Em setembro de 2009, o presidente indonésio, Susilo Bambang Yudhoyono, disse na cimeira do G-20 nos EUA que a Indonésia “irá mudar o estado de nossas florestas de ser um setor de emissões para ser um setor de sumidouros até 2030." Ele também anunciou que a Indonésia planeja cortar suas emissões em 26 por cento, contra o comércio como sempre, até 2020.
Yudhoyono reiterou o objetivo de 26 por cento durante as negociações climáticas em Copenhague. “Na conferência, foi dito que a Indonésia que estava seriamente comprometida em reduzir as emissões de carbono em 26 por cento até 2020; no entanto, o presidente mentiu sobre sua seriedade,” disse o ativista florestal da Walhi, Teguh Surya, ao Jakarta Post.
Enquanto as florestas indonésias queimam, o governo espera uma maciça expansão das indústrias do dendê e do papel e celulose: as duas indústrias são direta e indiretamente responsáveis pela maior parte dos incêndios. Os planos consistem em 20 milhões de hectares de novas plantações de dendezeiros e 10 milhões de hectares de novas plantações para celulose. E o Ministro do Reflorestamento planeja entregar mais de 2,2 milhões de hectares de floresta para companhias mineradoras nos próximos dez anos. A situação toda já é ruim, mas logo poderia se tornar muito pior.

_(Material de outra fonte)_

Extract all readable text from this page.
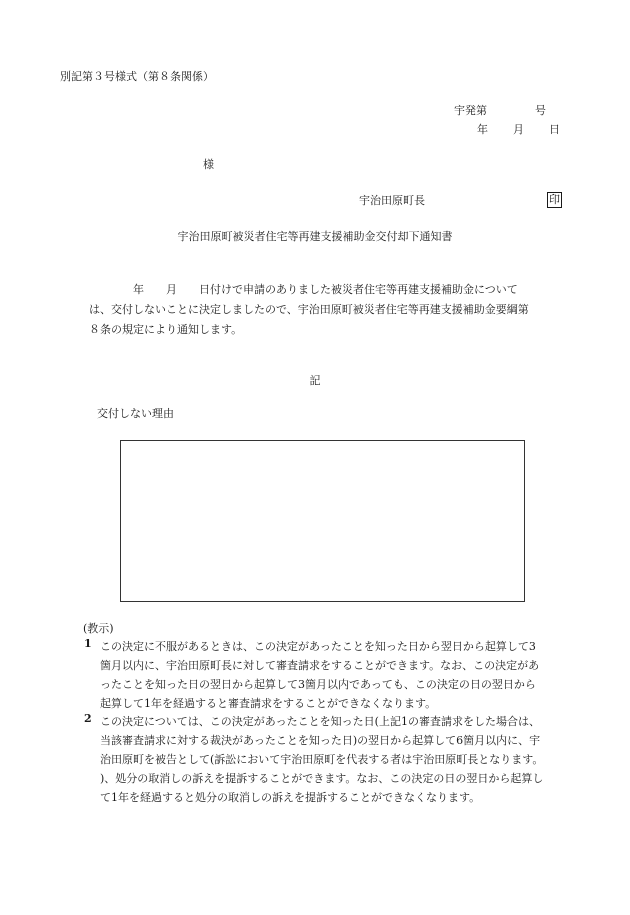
別記第３号様式（第８条関係）
宇発第	号
年 月 日
様
宇治田原町長	印
宇治田原町被災者住宅等再建支援補助金交付却下通知書
　　　　年　　月　　日付けで申請のありました被災者住宅等再建支援補助金について
は、交付しないことに決定しましたので、宇治田原町被災者住宅等再建支援補助金要綱第
８条の規定により通知します。
記
交付しない理由
(教示)
1 この決定に不服があるときは、この決定があったことを知った日から翌日から起算して3
箇月以内に、宇治田原町長に対して審査請求をすることができます。なお、この決定があ
ったことを知った日の翌日から起算して3箇月以内であっても、この決定の日の翌日から
起算して1年を経過すると審査請求をすることができなくなります。
2 この決定については、この決定があったことを知った日(上記1の審査請求をした場合は、
当該審査請求に対する裁決があったことを知った日)の翌日から起算して6箇月以内に、宇
治田原町を被告として(訴訟において宇治田原町を代表する者は宇治田原町長となります。
)、処分の取消しの訴えを提訴することができます。なお、この決定の日の翌日から起算し
て1年を経過すると処分の取消しの訴えを提訴することができなくなります。
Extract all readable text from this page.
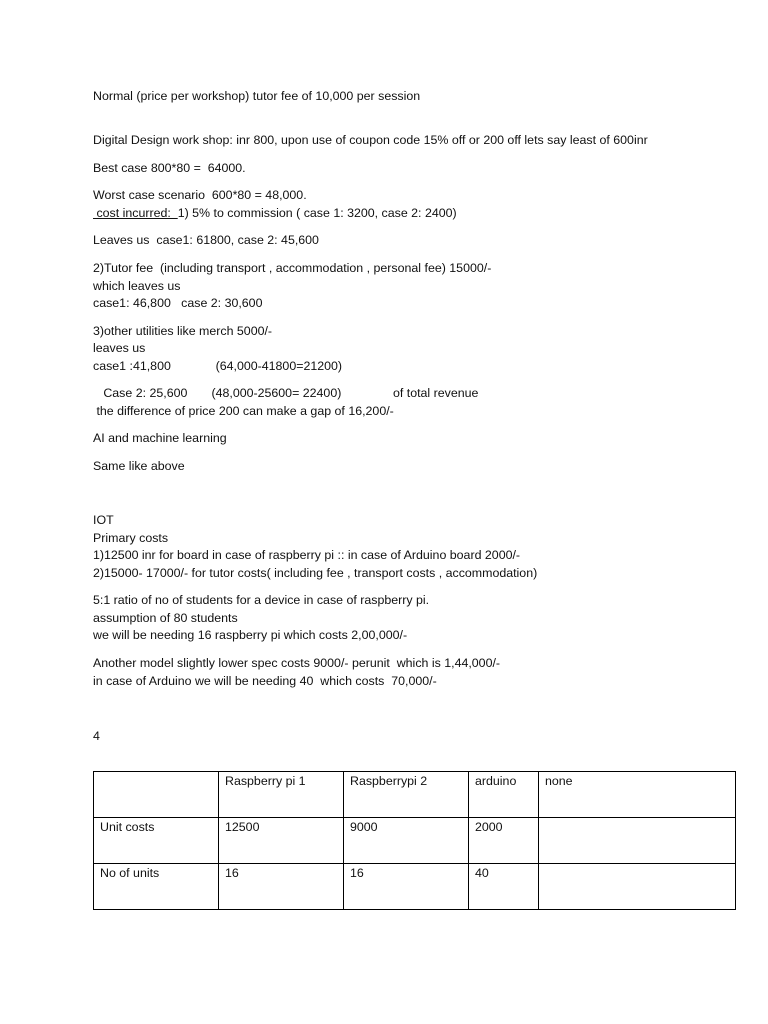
Normal (price per workshop) tutor fee of 10,000 per session
Digital Design work shop: inr 800, upon use of coupon code 15% off or 200 off lets say least of 600inr
Best case 800*80 =  64000.
Worst case scenario  600*80 = 48,000.
cost incurred:  1) 5% to commission ( case 1: 3200, case 2: 2400)
Leaves us  case1: 61800, case 2: 45,600
2)Tutor fee  (including transport , accommodation , personal fee) 15000/-
which leaves us
case1: 46,800   case 2: 30,600
3)other utilities like merch 5000/-
leaves us
case1 :41,800             (64,000-41800=21200)
Case 2: 25,600       (48,000-25600= 22400)               of total revenue
the difference of price 200 can make a gap of 16,200/-
AI and machine learning
Same like above
IOT
Primary costs
1)12500 inr for board in case of raspberry pi :: in case of Arduino board 2000/-
2)15000- 17000/- for tutor costs( including fee , transport costs , accommodation)
5:1 ratio of no of students for a device in case of raspberry pi.
assumption of 80 students
we will be needing 16 raspberry pi which costs 2,00,000/-
Another model slightly lower spec costs 9000/- perunit  which is 1,44,000/-
in case of Arduino we will be needing 40  which costs  70,000/-
4
	Raspberry pi 1	Raspberrypi 2	arduino	none
Unit costs	12500	9000	2000	
No of units	16	16	40	
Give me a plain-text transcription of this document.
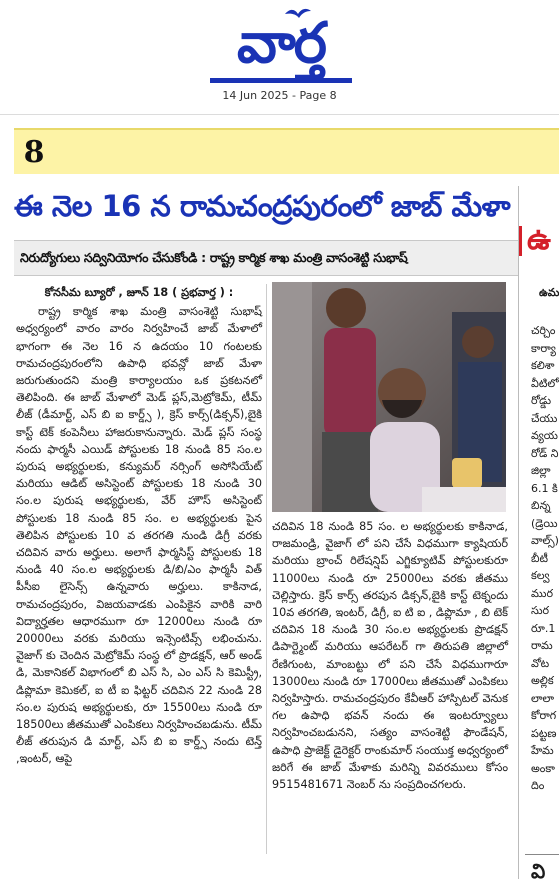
వార్త
14 Jun 2025 - Page 8
8
ఈ నెల 16 న రామచంద్రపురంలో జాబ్ మేళా
నిరుద్యోగులు సద్వినియోగం చేసుకోండి : రాష్ట్ర కార్మిక శాఖ మంత్రి వాసంశెట్టి సుభాష్
కోనసీమ బ్యూరో , జూన్ 18 ( ప్రభవార్త ) :

రాష్ట్ర కార్మిక శాఖ మంత్రి వాసంశెట్టి సుభాష్ అధ్వర్యంలో వారం వారం నిర్వహించే జాబ్ మేళాలో భాగంగా ఈ నెల 16 న ఉదయం 10 గంటలకు రామచంద్రపురంలోని ఉపాధి భవన్లో జాబ్ మేళా జరుగుతుందని మంత్రి కార్యాలయం ఒక ప్రకటనలో తెలిపింది. ఈ జాబ్ మేళాలో మెడ్ ప్లస్,మెట్రోకెమ్, టీమ్ లీజ్ (డీమార్ట్, ఎస్ బి ఐ కార్డ్స్ ), క్రెస్ కార్స్(డిక్సన్),బైకి కాస్ట్ టెక్ కంపెనీలు హాజరుకానున్నారు. మెడ్ ప్లస్ సంస్థ నందు ఫార్మసీ ఎయిడ్ పోస్టులకు 18 నుండి 85 సం.ల పురుష అభ్యర్థులకు, కన్యుమర్ నర్సింగ్ అసోసియేట్ మరియు ఆడిట్ అసిస్టెంట్ పోస్టులకు 18 నుండి 30 సం.ల పురుష అభ్యర్థులకు, వేర్ హౌస్ అసిస్టెంట్ పోస్టులకు 18 నుండి 85 సం. ల అభ్యర్థులకు పైన తెలిపిన పోస్టులకు 10 వ తరగతి నుండి డిగ్రీ వరకు చదివిన వారు అర్హులు. అలాగే ఫార్మసిస్ట్ పోస్టులకు 18 నుండి 40 సం.ల అభ్యర్థులకు డి/బి/ఎం ఫార్మసీ విత్ పీసీఐ లైసెన్స్ ఉన్నవారు అర్హులు. కాకినాడ, రామచంద్రపురం, విజయవాడకు ఎంపికైన వారికి వారి విద్యార్హతల ఆధారముగా రూ 12000లు నుండి రూ 20000లు వరకు మరియు ఇన్సెంటివ్స్ లభించును. వైజాగ్ కు చెందిన మెట్రోకెమ్ సంస్థ లో ప్రొడక్షన్, ఆర్ అండ్ డి, మెకానికల్ విభాగంలో బి ఎస్ సి, ఎం ఎస్ సి కెమిస్ట్రీ, డిప్లొమా కెమికల్, ఐ టీ ఐ ఫిట్టర్ చదివిన 22 నుండి 28 సం.ల పురుష అభ్యర్థులకు, రూ 15500లు నుండి రూ 18500లు జీతముతో ఎంపికలు నిర్వహించబడును. టీమ్ లీజ్ తరుపున డి మార్ట్, ఎస్ బి ఐ కార్డ్స్ నందు టెన్త్ ,ఇంటర్, ఆపై

చదివిన 18 నుండి 85 సం. ల అభ్యర్థులకు కాకినాడ, రాజమండ్రి, వైజాగ్ లో పని చేసే విధముగా క్యాషియర్ మరియు బ్రాంచ్ రిలేషన్షిప్ ఎగ్జిక్యూటివ్ పోస్టులకురూ 11000లు నుండి రూ 25000లు వరకు జీతము చెల్లిస్తారు. క్రెస్ కార్స్ తరపున డిక్సన్,బైకి కాస్ట్ టెక్నందు 10వ తరగతి, ఇంటర్, డిగ్రీ, ఐ టి ఐ , డిప్లొమా , బి టెక్ చదివిన 18 నుండి 30 సం.ల అభ్యర్థులకు ప్రొడక్షన్ డిపార్ట్మెంట్ మరియు ఆపరేటర్ గా తిరుపతి జిల్లాలో రేణిగుంట, మాంబట్టు లో పని చేసే విధముగారూ 13000లు నుండి రూ 17000లు జీతముతో ఎంపికలు నిర్వహిస్తారు. రామచంద్రపురం కేవీఆర్ హాస్పిటల్ వెనుక గల ఉపాధి భవన్ నందు ఈ ఇంటర్వ్యూలు నిర్వహించబడునని, సత్యం వాసంశెట్టి ఫౌండేషన్, ఉపాధి ప్రాజెక్ట్ డైరెక్టర్ రాంకుమార్ సంయుక్త అధ్వర్యంలో జరిగే ఈ జాబ్ మేళాకు మరిన్ని వివరములు కోసం 9515481671 నెంబర్ ను సంప్రదించగలరు.

ఉ
ఉమ
చర్చిం
కార్యా
కలిశా
వీటిలో
రోడ్డు
చేయు
వ్యయ
రోడ్ ని
జిల్లా
6.1 కి
బిన్న
(డ్రెయి
వాల్స్)
బీటీ
కల్వ
ముర
సుర
రూ.1
రామ
వోట
అల్లిక
లాలా
కోరాగ
పట్టణ
హేమ
అంకా
దిం
వి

No dia 6 de janeiro de 2010, Zulkifli Hasan, o Ministro do Reflorestamento da Indonésia, revelou o astuto plano do governo para atingir seus objetivos de emissão: 21 milhões de hectares de "nova floresta". "Se o cenário descrito acontecer, se as plantações progredirem, nós podemos atingir mais de 26 por cento,” disse Hasan aos jornalistas em Jakarta. Planeja-se plantar uma área de 500.000 hectares ao ano, com um custo de US$269 milhões.
É evidente que 21 milhões de hectares de “nova floresta” não serão uma floresta de jeito nenhum. Serão plantações. Isto é, 20 milhões de hectares de plantações de dendezeiros, 9 milhões de hectares de plantações para celulose e 21 milhões de hectares de plantações para carbono que perfazem um total de 51 milhões de hectares de plantações planejadas.
A Indonésia tem um estarrecedor histórico de corrupção e de fraudes associadas com planos de promoção de plantações. Um relatório publicado recentemente pelo Centro Internacional de Pesquisa Florestal (CIFOR) examina detalhadamente o Fundo de Reflorestamento do governo indonésio, que começou em 1989 sob a ditadura de Suharto. A maior parte do dinheiro foi parar em empresas com estreita ligação à elite política. As empresas clarearam florestas, mentiram sobre a área plantada, investiram pouco na área e embolsaram o dinheiro. Uma auditoria de 1999 feita pela Ernst & Young constatou que mais de US$ 5 bilhões se perderam do fundo de reflorestamento entre 1993 e 1998. A auditoria não foi publicada.
Além do dinheiro que esguicha nas plantações planejadas, vultosas somas de dinheiro poderiam ser derramadas na Indonésia através de programas REDD. Conforme um relatório da Indonesian Forest Climate Alliance, a Indonésia poderia receber US$4,5 bilhões ao ano se fosse para reduzir o desmatamento em 30 por cento. Christopher Barr, co-autor do relatório do CIFOR, aponta que a situação melhorou desde a queda de Suharto em 1998. Mas sem melhorar a supervisão financeira, “É provável que os problemas que infestaram o Fundo de Reflorestamento durante os últimos 20 anos aconteçam novamente," disse Barr a Reuters. O relatório do CIFOR afirma que "Durante os períodos de Suharto e pós-Suharto, a fraca gestão financeira e a administração ineficiente da receita por parte das instituições governamentais em todos os níveis minaram o uso efetivo do Fundo de Reflorestamento."
O entusiasmo do governo indonésio pelos programas REDD providenciam mais um exemplo de duas realidades que existem em paralelo. Na falsa realidade dos promotores do REDD, a corrupção irá sumir. As empresas de dendê e de papel e celulose serão pagas não para destruírem uma área de floresta sem usar o dinheiro para expandir suas operações destrutivas em outros lugares. Ao colocar um preço ao carbono, as florestas irão valer mais em pé do que clareadas- essa é a teoria. Mas para isso funcionar, o preço da compensação de carbono deverá ser mais alto do que o preço do óleo de dendê. Isso é extremamente improvável de ocorrer (e impossível de predizer) durante a existência de um projeto REDD. O que é certo é que o desmatamento continuará enquanto o governo incentivar a expansão das indústrias responsáveis pela destruição das florestas.